Amnesty International France (AIF) a été informée que le Conseil d’administration de l’OFPRA sera appelé à se prononcer sur une extension de la liste des pays d’origine "sûrs" ce vendredi 2 décembre 2011.

Depuis 2003, date de son introduction dans la législation française, AIF, opposée au concept de pays d’origine « sûrs», demande qu’il soit retiré de la législation. En effet, cette notion est contraire à l’article 3 de la convention de 1951 relative au statut des réfugiés, ratifiée par la France qui prohibe la discrimination sur la base de la nationalité.

Or, le concept de pays d’origine "sûrs" permet justement d’examiner des demandes d’asile selon des procédures différentes sur la seule base de la nationalité des demandeurs.

 

La classification d’un pays comme "sûr" a de graves conséquences pour les demandeurs d’asile qui sont concernés.

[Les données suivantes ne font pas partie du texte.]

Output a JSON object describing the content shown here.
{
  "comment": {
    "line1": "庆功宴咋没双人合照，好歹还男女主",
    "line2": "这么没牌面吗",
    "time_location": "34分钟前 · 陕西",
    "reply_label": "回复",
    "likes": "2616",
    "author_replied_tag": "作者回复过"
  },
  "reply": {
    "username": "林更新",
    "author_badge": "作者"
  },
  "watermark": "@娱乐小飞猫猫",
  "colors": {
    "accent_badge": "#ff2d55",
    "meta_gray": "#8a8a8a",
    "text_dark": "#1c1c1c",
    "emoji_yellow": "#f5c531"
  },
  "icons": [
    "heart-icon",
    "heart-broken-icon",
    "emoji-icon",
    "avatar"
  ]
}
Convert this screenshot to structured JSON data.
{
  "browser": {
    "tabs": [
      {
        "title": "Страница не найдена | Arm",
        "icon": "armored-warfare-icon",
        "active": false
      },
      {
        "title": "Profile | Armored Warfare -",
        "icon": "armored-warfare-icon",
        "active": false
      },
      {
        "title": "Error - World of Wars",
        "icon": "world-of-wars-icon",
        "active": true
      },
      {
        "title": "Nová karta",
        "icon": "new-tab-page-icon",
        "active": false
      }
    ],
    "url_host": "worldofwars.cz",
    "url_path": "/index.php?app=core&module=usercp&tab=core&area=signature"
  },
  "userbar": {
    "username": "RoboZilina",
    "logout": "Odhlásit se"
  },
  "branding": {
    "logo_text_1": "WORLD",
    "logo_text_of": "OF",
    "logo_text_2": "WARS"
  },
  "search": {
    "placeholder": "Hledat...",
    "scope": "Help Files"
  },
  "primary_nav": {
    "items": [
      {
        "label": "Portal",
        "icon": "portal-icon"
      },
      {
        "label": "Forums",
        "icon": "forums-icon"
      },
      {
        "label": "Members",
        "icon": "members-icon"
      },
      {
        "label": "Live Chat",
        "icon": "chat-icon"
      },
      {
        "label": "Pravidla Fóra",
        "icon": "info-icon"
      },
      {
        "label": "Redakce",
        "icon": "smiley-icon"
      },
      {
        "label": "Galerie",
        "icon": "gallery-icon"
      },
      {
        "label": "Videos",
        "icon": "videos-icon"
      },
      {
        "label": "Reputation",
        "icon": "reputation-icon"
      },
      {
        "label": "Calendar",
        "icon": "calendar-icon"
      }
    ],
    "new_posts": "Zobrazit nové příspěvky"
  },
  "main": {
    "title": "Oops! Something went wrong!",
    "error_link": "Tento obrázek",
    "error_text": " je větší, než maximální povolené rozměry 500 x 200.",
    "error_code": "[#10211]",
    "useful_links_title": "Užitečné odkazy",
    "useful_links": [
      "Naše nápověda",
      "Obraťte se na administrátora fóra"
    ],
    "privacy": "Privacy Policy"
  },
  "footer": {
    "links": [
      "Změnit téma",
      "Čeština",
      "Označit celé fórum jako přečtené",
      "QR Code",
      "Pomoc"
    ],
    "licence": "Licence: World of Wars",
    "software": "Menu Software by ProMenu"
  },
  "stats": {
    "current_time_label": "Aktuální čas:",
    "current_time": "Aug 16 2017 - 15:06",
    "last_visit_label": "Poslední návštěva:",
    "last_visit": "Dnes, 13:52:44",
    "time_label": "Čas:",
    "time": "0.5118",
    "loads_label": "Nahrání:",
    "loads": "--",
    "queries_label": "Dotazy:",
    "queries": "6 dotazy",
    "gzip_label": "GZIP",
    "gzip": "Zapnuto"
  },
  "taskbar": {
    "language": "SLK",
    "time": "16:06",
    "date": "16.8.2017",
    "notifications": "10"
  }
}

  • ils sont contraintes de rédiger leur demande d’asile en 15 jours au lieu de 21, en français et sans assistance ;
  • leur demande d’asile est examinée en 15 jours au lieu de 145 en moyenne,
  • en cas de rejet de leur demande d’asile, ils peuvent être renvoyés à tout moment dans leur pays même s’ils ont fait appel de cette décision devant la Cour nationale du droit d’asile,
  • pendant cette courte procédure, ils ne peuvent pas bénéficier d’un d’hébergement et peuvent difficilement avoir accès aux soins.

Pour AIF, l’ajout ou le retrait d’un ou de plusieurs pays à cette liste ne peut être dicté par des considérations étrangères au souci de protection des réfugiés.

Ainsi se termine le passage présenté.